JOHN LOFTON / Question, Please -- Jurors....

Sanford Levinson SLevinson at law.utexas.edu
Thu Apr 24 13:57:04 PDT 2008


I suppose the "technical legal question" could revolve around the
propriety of asking any potential juror who gives evidence of being
"deeply religious" (whatever exactly that means) if he/she is willing to
enforce laws (and put people in prison) even if he/she believes that the
law is not only unjust, but, more to the present point, "un-Godly, i.e.,
a violation of what the potential juror believes is the epistemically
knowable Divine command with regard to behavior?  Shameless
self-promotion:  I've recently written about our seeming incapacity to
have an intelligent public conversation about the relevance of religious
commitments to considering potential nominees to the federal judiciary,
see
http://www.stthomas.edu/law/programs/journal/Volume4num2/Levinson_Is_It_
Possi.pdf  I do not see why a strongly Catholic nominee who might fear
being denied communion for running afoul of the Church's basic tenets
should not asked if he/she is willing to enforce Casey in spite of
his/her apparent belief (perhaps based on public statements, as with
Judge Pryor) that abortion is indeed a violation of God's law?  And I
suppose I'd be interested, these days, in whether a candidate for
president (or VP) is a "Christian Zionist" who believes that we have
special duties to Israel because of its ostensible sacred status.
Perhaps we've already had a sufficient number of such discussions in the
past, but that is a quite different objection from the one that such
questions are "unhelpful" to persons who are part of the list.

 

sandy

 

________________________________

From: religionlaw-bounces at lists.ucla.edu
[mailto:religionlaw-bounces at lists.ucla.edu] On Behalf Of Volokh, Eugene
Sent: Thursday, April 24, 2008 3:39 PM
To: Law & Religion issues for Law Academics
Subject: RE: JOHN LOFTON / Question, Please -- Jurors....

 

    Folks:  Please let's focus on technical legal discussions of the
questions of the law of government and religion.  If someone wants to
tie these questions to Torcaso v. Watkins, or for that matter to other
legal principles, that's great.  But discussions at this level of
abstraction, with no tie to concrete legal matters, is not helpful on
the list.

 

    The list custodian

	 

	
________________________________


	From: religionlaw-bounces at lists.ucla.edu
[mailto:religionlaw-bounces at lists.ucla.edu] On Behalf Of JOHN LOFTON
	Sent: Thursday, April 24, 2008 1:37 PM
	To: religionlaw at lists.ucla.edu
	Subject: JOHN LOFTON / Question, Please -- Jurors....

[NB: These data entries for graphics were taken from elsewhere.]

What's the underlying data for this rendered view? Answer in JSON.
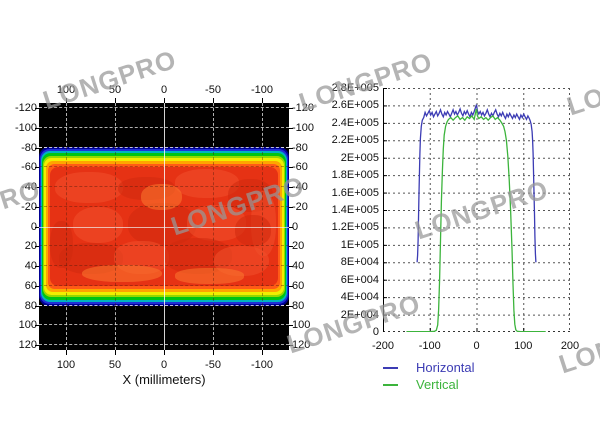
{
  "watermark": {
    "text": "LONGPRO",
    "color": "#989898",
    "instances": [
      [
        44,
        86
      ],
      [
        300,
        88
      ],
      [
        568,
        92
      ],
      [
        -92,
        216
      ],
      [
        172,
        212
      ],
      [
        416,
        216
      ],
      [
        288,
        330
      ],
      [
        560,
        350
      ]
    ]
  },
  "left_chart": {
    "xlabel": "X (millimeters)",
    "x_ticks": [
      "100",
      "50",
      "0",
      "-50",
      "-100"
    ],
    "x_tick_values": [
      100,
      50,
      0,
      -50,
      -100
    ],
    "y_ticks": [
      "-120",
      "-100",
      "-80",
      "-60",
      "-40",
      "-20",
      "0",
      "20",
      "40",
      "60",
      "80",
      "100",
      "120"
    ],
    "y_tick_values": [
      -120,
      -100,
      -80,
      -60,
      -40,
      -20,
      0,
      20,
      40,
      60,
      80,
      100,
      120
    ]
  },
  "right_chart": {
    "y_ticks": [
      "2.8E+005",
      "2.6E+005",
      "2.4E+005",
      "2.2E+005",
      "2E+005",
      "1.8E+005",
      "1.6E+005",
      "1.4E+005",
      "1.2E+005",
      "1E+005",
      "8E+004",
      "6E+004",
      "4E+004",
      "2E+004",
      "0"
    ],
    "y_tick_values": [
      280000,
      260000,
      240000,
      220000,
      200000,
      180000,
      160000,
      140000,
      120000,
      100000,
      80000,
      60000,
      40000,
      20000,
      0
    ],
    "x_ticks": [
      "-200",
      "-100",
      "0",
      "100",
      "200"
    ],
    "x_tick_values": [
      -200,
      -100,
      0,
      100,
      200
    ],
    "legend": [
      {
        "label": "Horizontal",
        "color": "#3c3cb4"
      },
      {
        "label": "Vertical",
        "color": "#3cb43c"
      }
    ]
  },
  "heatmap": {
    "background": "#000000",
    "ring_colors": [
      "#000092",
      "#2030d8",
      "#00b4c0",
      "#00c414",
      "#96d800",
      "#f0ee00",
      "#ffa400",
      "#ff5a16"
    ],
    "core_color": "#e63214",
    "noise_colors": [
      "#d02a0e",
      "#f0512c",
      "#fb7a30"
    ],
    "noise_blobs": [
      [
        2,
        4,
        30,
        26,
        1
      ],
      [
        30,
        8,
        25,
        20,
        0
      ],
      [
        55,
        2,
        28,
        24,
        1
      ],
      [
        78,
        10,
        20,
        28,
        0
      ],
      [
        88,
        20,
        11,
        55,
        1
      ],
      [
        10,
        34,
        22,
        30,
        1
      ],
      [
        34,
        30,
        30,
        36,
        0
      ],
      [
        60,
        32,
        26,
        30,
        1
      ],
      [
        81,
        40,
        16,
        26,
        0
      ],
      [
        40,
        14,
        18,
        22,
        2
      ],
      [
        4,
        64,
        28,
        26,
        0
      ],
      [
        28,
        62,
        24,
        28,
        1
      ],
      [
        50,
        60,
        30,
        30,
        0
      ],
      [
        72,
        66,
        24,
        26,
        1
      ],
      [
        14,
        82,
        35,
        15,
        2
      ],
      [
        55,
        85,
        30,
        13,
        2
      ],
      [
        0,
        45,
        10,
        40,
        0
      ]
    ]
  },
  "chart_data": [
    {
      "type": "heatmap",
      "title": "",
      "xlabel": "X (millimeters)",
      "ylabel": "",
      "x_axis": {
        "min": -125,
        "max": 125,
        "reversed": true,
        "ticks": [
          100,
          50,
          0,
          -50,
          -100
        ]
      },
      "y_axis": {
        "min": -125,
        "max": 125,
        "ticks": [
          -120,
          -100,
          -80,
          -60,
          -40,
          -20,
          0,
          20,
          40,
          60,
          80,
          100,
          120
        ]
      },
      "colormap": "jet",
      "grid": "dashed, every 20 mm in y and 50 mm in x, solid crosshair at 0,0",
      "description": "Flat-top laser beam intensity map. Beam fills the full x extent (clipped at +/-125 mm) and spans y = -80 to +80 mm. Red core ~2.5E+005 counts with mottled noise; narrow jet-colormap transition band (red-orange-yellow-green-cyan-blue-navy) at beam edges; black (no signal) above y=-80 and below y=+80."
    },
    {
      "type": "line",
      "title": "",
      "xlabel": "",
      "ylabel": "",
      "xlim": [
        -200,
        200
      ],
      "ylim": [
        0,
        280000
      ],
      "x_gridlines": [
        -100,
        0,
        100
      ],
      "grid": "dashed",
      "legend_position": "below-left",
      "series": [
        {
          "name": "Horizontal",
          "color": "#3c3cb4",
          "points": [
            [
              -127,
              80000
            ],
            [
              -126,
              88000
            ],
            [
              -125,
              105000
            ],
            [
              -124,
              130000
            ],
            [
              -123,
              160000
            ],
            [
              -122,
              185000
            ],
            [
              -121,
              205000
            ],
            [
              -120,
              222000
            ],
            [
              -118,
              236000
            ],
            [
              -116,
              243000
            ],
            [
              -113,
              246000
            ],
            [
              -110,
              252000
            ],
            [
              -107,
              248000
            ],
            [
              -104,
              251000
            ],
            [
              -101,
              254000
            ],
            [
              -98,
              249000
            ],
            [
              -95,
              252000
            ],
            [
              -92,
              247000
            ],
            [
              -89,
              250000
            ],
            [
              -86,
              253000
            ],
            [
              -83,
              248000
            ],
            [
              -80,
              251000
            ],
            [
              -77,
              255000
            ],
            [
              -74,
              250000
            ],
            [
              -71,
              247000
            ],
            [
              -68,
              252000
            ],
            [
              -65,
              249000
            ],
            [
              -62,
              253000
            ],
            [
              -59,
              250000
            ],
            [
              -56,
              247000
            ],
            [
              -53,
              251000
            ],
            [
              -50,
              255000
            ],
            [
              -47,
              250000
            ],
            [
              -44,
              253000
            ],
            [
              -41,
              249000
            ],
            [
              -38,
              252000
            ],
            [
              -35,
              256000
            ],
            [
              -32,
              251000
            ],
            [
              -29,
              248000
            ],
            [
              -26,
              253000
            ],
            [
              -23,
              250000
            ],
            [
              -20,
              254000
            ],
            [
              -17,
              250000
            ],
            [
              -14,
              247000
            ],
            [
              -11,
              252000
            ],
            [
              -8,
              249000
            ],
            [
              -5,
              253000
            ],
            [
              -2,
              258000
            ],
            [
              0,
              261000
            ],
            [
              2,
              254000
            ],
            [
              5,
              250000
            ],
            [
              8,
              253000
            ],
            [
              11,
              249000
            ],
            [
              14,
              252000
            ],
            [
              17,
              248000
            ],
            [
              20,
              251000
            ],
            [
              23,
              255000
            ],
            [
              26,
              250000
            ],
            [
              29,
              247000
            ],
            [
              32,
              251000
            ],
            [
              35,
              248000
            ],
            [
              38,
              252000
            ],
            [
              41,
              255000
            ],
            [
              44,
              250000
            ],
            [
              47,
              247000
            ],
            [
              50,
              251000
            ],
            [
              53,
              248000
            ],
            [
              56,
              252000
            ],
            [
              59,
              248000
            ],
            [
              62,
              245000
            ],
            [
              65,
              250000
            ],
            [
              68,
              247000
            ],
            [
              71,
              251000
            ],
            [
              74,
              248000
            ],
            [
              77,
              245000
            ],
            [
              80,
              249000
            ],
            [
              83,
              246000
            ],
            [
              86,
              250000
            ],
            [
              89,
              247000
            ],
            [
              92,
              244000
            ],
            [
              95,
              249000
            ],
            [
              98,
              246000
            ],
            [
              101,
              250000
            ],
            [
              104,
              247000
            ],
            [
              107,
              244000
            ],
            [
              110,
              248000
            ],
            [
              113,
              245000
            ],
            [
              115,
              242000
            ],
            [
              117,
              238000
            ],
            [
              119,
              230000
            ],
            [
              120,
              220000
            ],
            [
              121,
              205000
            ],
            [
              122,
              185000
            ],
            [
              123,
              160000
            ],
            [
              124,
              135000
            ],
            [
              125,
              110000
            ],
            [
              126,
              90000
            ],
            [
              127,
              80000
            ]
          ]
        },
        {
          "name": "Vertical",
          "color": "#3cb43c",
          "points": [
            [
              -150,
              500
            ],
            [
              -100,
              500
            ],
            [
              -90,
              800
            ],
            [
              -86,
              2000
            ],
            [
              -83,
              8000
            ],
            [
              -81,
              25000
            ],
            [
              -79,
              60000
            ],
            [
              -77,
              105000
            ],
            [
              -75,
              150000
            ],
            [
              -73,
              185000
            ],
            [
              -71,
              210000
            ],
            [
              -69,
              226000
            ],
            [
              -66,
              236000
            ],
            [
              -63,
              241000
            ],
            [
              -60,
              244000
            ],
            [
              -55,
              246000
            ],
            [
              -50,
              243000
            ],
            [
              -45,
              246000
            ],
            [
              -40,
              248000
            ],
            [
              -35,
              244000
            ],
            [
              -30,
              246000
            ],
            [
              -25,
              243000
            ],
            [
              -20,
              247000
            ],
            [
              -15,
              245000
            ],
            [
              -10,
              248000
            ],
            [
              -5,
              244000
            ],
            [
              -2,
              252000
            ],
            [
              0,
              256000
            ],
            [
              2,
              248000
            ],
            [
              5,
              245000
            ],
            [
              10,
              247000
            ],
            [
              15,
              244000
            ],
            [
              20,
              246000
            ],
            [
              25,
              243000
            ],
            [
              30,
              246000
            ],
            [
              35,
              248000
            ],
            [
              40,
              244000
            ],
            [
              45,
              246000
            ],
            [
              50,
              243000
            ],
            [
              54,
              240000
            ],
            [
              58,
              236000
            ],
            [
              61,
              230000
            ],
            [
              64,
              220000
            ],
            [
              67,
              202000
            ],
            [
              70,
              175000
            ],
            [
              73,
              140000
            ],
            [
              76,
              95000
            ],
            [
              78,
              55000
            ],
            [
              80,
              25000
            ],
            [
              82,
              9000
            ],
            [
              84,
              2500
            ],
            [
              87,
              800
            ],
            [
              95,
              400
            ],
            [
              148,
              300
            ]
          ]
        }
      ]
    }
  ]
}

	Are they to be judges only of "the facts" or also "the law"? And
if not "the law," sez who? What is a juror to do if he believes law is
unjust -- un-Godly, un-Constitutional?

	 

	John Lofton, Editor, TheAmericanView.com
	Recovering Republican
	
	"Accursed is that peace of which revolt from God is the bond,
and blessed are those contentions by which it is necessary to maintain
the kingdom of Christ." -- John Calvin.